Example 5: Find out the moving averages between current day and previous day

In the above example, moving average is calculated based on the last day of the window. mslide can be used for instances to calculate the moving averages of current day and previous day.
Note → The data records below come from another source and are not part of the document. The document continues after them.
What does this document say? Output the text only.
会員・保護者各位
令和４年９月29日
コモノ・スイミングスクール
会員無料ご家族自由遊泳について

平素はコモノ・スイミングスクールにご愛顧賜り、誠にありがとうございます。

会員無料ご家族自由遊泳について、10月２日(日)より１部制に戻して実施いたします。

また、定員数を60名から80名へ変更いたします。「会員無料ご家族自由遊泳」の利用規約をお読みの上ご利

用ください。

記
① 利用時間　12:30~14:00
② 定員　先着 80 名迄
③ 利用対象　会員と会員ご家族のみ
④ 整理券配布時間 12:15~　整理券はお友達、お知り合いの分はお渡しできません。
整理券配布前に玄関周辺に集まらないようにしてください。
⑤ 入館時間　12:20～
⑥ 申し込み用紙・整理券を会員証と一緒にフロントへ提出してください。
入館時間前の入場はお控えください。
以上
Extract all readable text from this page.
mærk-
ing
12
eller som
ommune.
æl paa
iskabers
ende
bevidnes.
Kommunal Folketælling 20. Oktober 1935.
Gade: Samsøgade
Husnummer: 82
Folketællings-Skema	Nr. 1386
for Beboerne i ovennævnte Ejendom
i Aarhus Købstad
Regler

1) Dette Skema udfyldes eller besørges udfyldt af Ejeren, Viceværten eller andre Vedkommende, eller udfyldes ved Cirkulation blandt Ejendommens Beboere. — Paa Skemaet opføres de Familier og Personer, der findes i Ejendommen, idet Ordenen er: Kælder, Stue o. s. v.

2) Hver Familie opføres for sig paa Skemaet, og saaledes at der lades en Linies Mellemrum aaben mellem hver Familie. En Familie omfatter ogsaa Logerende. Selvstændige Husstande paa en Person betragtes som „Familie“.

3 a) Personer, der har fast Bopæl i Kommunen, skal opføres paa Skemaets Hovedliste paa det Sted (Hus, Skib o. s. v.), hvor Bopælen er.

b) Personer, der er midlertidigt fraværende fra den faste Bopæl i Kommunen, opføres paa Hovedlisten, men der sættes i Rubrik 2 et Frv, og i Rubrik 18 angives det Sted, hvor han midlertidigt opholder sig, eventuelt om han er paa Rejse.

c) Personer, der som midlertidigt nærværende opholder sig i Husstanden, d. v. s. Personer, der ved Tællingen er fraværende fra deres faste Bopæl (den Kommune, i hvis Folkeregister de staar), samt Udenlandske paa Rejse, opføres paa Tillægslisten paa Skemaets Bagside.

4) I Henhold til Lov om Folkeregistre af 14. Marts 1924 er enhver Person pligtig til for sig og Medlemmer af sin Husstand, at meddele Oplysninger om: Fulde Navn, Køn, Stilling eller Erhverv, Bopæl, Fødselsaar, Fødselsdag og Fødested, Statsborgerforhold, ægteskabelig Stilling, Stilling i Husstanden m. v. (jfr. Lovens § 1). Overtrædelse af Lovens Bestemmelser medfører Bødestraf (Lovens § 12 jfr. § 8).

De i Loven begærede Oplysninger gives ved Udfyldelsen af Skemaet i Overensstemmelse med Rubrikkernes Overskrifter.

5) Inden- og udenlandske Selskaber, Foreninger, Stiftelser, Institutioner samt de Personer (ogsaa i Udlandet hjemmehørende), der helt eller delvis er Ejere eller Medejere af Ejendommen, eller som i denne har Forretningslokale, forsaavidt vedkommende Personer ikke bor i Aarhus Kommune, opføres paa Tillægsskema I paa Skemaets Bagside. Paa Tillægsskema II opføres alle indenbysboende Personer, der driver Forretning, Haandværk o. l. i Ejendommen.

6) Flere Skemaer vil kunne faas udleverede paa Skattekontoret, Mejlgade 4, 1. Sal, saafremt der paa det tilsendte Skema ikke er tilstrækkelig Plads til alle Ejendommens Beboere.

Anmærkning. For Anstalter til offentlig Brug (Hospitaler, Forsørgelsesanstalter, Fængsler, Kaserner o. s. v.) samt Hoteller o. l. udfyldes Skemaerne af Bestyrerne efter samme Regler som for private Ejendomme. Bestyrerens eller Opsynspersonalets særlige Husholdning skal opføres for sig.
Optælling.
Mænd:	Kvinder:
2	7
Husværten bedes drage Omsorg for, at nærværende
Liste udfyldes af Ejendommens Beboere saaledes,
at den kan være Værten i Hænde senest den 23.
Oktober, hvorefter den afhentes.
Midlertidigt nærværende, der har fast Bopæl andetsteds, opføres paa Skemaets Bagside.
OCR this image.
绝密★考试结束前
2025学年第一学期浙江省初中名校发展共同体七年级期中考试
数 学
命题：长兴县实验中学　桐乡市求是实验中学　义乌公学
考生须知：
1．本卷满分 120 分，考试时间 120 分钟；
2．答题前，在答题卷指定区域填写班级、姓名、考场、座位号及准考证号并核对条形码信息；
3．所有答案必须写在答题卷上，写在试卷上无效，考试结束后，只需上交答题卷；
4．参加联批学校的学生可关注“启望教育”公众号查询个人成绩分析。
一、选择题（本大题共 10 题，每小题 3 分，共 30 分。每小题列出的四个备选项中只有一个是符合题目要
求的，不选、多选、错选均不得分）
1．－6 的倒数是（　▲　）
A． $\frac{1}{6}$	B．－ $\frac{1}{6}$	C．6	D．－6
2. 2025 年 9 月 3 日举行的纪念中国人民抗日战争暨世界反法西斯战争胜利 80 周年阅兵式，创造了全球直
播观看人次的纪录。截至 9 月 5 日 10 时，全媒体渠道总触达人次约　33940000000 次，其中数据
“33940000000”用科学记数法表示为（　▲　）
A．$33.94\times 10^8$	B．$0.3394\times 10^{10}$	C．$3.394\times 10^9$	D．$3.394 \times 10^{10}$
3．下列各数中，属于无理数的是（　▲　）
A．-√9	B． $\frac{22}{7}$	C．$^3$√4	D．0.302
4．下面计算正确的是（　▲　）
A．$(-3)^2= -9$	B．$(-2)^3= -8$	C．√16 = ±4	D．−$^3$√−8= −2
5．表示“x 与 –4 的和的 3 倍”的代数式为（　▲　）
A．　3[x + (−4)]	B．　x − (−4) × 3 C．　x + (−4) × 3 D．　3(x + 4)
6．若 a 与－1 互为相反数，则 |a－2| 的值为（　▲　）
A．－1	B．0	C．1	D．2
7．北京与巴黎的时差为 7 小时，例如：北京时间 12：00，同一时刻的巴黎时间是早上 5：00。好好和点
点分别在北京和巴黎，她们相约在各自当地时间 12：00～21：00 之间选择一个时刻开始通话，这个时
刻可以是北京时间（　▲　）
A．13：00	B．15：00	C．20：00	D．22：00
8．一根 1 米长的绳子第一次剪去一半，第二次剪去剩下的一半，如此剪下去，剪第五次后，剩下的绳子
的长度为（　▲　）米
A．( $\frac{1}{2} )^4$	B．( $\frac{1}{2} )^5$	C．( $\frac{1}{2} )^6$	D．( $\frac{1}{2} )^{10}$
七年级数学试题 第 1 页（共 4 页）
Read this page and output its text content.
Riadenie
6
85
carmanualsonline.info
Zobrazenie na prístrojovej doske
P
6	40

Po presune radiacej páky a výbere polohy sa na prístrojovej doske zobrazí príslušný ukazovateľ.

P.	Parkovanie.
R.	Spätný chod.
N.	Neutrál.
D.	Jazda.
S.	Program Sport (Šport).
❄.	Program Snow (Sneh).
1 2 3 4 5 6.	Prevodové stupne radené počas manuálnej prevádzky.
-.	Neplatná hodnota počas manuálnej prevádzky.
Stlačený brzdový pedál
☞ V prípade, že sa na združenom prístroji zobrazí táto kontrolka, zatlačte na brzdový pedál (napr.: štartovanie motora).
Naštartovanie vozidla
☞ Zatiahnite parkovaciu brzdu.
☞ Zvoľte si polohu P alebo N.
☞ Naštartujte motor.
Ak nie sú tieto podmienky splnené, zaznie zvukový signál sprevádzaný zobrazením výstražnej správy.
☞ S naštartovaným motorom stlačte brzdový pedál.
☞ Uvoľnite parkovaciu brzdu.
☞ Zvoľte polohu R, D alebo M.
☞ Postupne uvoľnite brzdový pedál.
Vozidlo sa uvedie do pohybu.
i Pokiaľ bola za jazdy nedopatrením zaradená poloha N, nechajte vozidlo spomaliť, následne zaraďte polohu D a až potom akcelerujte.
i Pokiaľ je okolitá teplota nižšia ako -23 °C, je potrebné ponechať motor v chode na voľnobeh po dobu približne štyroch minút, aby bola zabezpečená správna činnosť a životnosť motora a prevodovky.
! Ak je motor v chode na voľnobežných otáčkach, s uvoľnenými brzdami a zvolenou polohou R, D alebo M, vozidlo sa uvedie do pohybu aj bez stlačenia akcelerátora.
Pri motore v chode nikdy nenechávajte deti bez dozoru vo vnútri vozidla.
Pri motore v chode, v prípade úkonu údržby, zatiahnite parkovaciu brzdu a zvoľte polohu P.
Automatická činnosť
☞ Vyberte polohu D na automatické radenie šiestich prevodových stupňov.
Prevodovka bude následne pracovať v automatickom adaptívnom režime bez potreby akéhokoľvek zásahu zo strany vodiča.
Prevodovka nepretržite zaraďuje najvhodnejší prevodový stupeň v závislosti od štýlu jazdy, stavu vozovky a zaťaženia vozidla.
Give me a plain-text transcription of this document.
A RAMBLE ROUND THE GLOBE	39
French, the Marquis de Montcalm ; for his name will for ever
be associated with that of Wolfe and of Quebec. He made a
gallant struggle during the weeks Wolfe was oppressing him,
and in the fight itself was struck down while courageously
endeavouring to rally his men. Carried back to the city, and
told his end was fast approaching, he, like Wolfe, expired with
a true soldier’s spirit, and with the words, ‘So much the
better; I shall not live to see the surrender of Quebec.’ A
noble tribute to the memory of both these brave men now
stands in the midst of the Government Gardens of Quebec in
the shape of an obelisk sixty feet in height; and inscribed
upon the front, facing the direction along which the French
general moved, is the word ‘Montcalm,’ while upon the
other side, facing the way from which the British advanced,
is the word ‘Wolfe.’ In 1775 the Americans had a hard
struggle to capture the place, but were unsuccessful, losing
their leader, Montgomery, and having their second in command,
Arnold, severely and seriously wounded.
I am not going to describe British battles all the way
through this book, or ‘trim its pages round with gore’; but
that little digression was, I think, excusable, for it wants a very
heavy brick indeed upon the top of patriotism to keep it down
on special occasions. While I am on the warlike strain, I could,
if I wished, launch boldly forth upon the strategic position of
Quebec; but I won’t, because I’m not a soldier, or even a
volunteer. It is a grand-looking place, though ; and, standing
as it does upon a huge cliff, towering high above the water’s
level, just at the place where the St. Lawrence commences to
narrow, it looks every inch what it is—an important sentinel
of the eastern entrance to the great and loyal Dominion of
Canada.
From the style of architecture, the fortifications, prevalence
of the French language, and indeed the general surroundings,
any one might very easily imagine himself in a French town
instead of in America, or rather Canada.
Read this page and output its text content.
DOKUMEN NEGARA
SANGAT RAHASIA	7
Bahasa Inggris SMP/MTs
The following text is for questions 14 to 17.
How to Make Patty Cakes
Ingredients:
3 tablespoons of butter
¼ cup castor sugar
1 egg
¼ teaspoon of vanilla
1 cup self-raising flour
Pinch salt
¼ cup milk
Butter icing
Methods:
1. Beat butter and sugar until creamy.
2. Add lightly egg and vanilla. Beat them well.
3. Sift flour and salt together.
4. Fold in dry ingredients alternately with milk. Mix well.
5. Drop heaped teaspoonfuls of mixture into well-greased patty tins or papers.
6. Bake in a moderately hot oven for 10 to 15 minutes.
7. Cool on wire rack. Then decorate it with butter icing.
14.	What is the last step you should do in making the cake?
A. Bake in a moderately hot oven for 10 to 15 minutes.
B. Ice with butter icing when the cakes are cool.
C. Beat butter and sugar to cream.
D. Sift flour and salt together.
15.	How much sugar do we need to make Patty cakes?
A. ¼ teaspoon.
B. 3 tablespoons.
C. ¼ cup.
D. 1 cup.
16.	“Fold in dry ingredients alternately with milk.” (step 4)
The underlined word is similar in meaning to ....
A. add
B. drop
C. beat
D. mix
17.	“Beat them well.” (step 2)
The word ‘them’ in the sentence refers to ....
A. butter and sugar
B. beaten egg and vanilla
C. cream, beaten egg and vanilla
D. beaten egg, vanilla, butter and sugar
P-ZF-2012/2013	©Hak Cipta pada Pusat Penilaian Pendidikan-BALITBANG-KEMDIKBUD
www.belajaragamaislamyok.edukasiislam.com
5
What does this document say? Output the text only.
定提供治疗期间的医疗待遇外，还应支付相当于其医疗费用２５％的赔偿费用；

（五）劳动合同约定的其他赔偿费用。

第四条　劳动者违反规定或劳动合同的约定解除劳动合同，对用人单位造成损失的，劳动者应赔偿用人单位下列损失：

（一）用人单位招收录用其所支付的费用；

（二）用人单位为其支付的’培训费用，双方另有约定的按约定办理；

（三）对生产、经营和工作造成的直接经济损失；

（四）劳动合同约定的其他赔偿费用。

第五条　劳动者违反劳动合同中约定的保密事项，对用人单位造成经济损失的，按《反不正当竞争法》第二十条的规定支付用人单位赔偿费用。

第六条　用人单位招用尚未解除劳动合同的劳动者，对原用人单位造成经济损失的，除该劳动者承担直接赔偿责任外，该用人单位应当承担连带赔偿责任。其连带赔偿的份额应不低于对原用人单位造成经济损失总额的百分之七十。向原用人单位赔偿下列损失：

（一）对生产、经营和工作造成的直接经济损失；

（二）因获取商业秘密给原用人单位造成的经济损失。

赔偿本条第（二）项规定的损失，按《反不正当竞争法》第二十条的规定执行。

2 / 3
The example is as follows:

$ mslide f=date:date2 -q i=dat1.csv o=rsl5.csv
#END# kgslide -q f=date:date2 i=dat1.csv o=rsl5.csv
$ more rsl5.csv
date,val,date2
20130406,1,20130407
20130407,2,20130408
20130408,3,20130409

Example 6: Find out the moving averages from the previous day

$ mwindow wk=date2:win t=2 i=rsl5.csv o=rsl6.csv
#END# kgwindow i=rsl5.csv o=rsl6.csv t=2 wk=date2:win
$ more rsl6.csv
win%0,date,val,date2
20130408,20130406,1,20130407
20130408,20130407,2,20130408
20130409,20130407,2,20130408
20130409,20130408,3,20130409

Related command

mmvavg : Command that specializes in computing average of sliding windows.

mmvstats : Compute various statistics of sliding windows.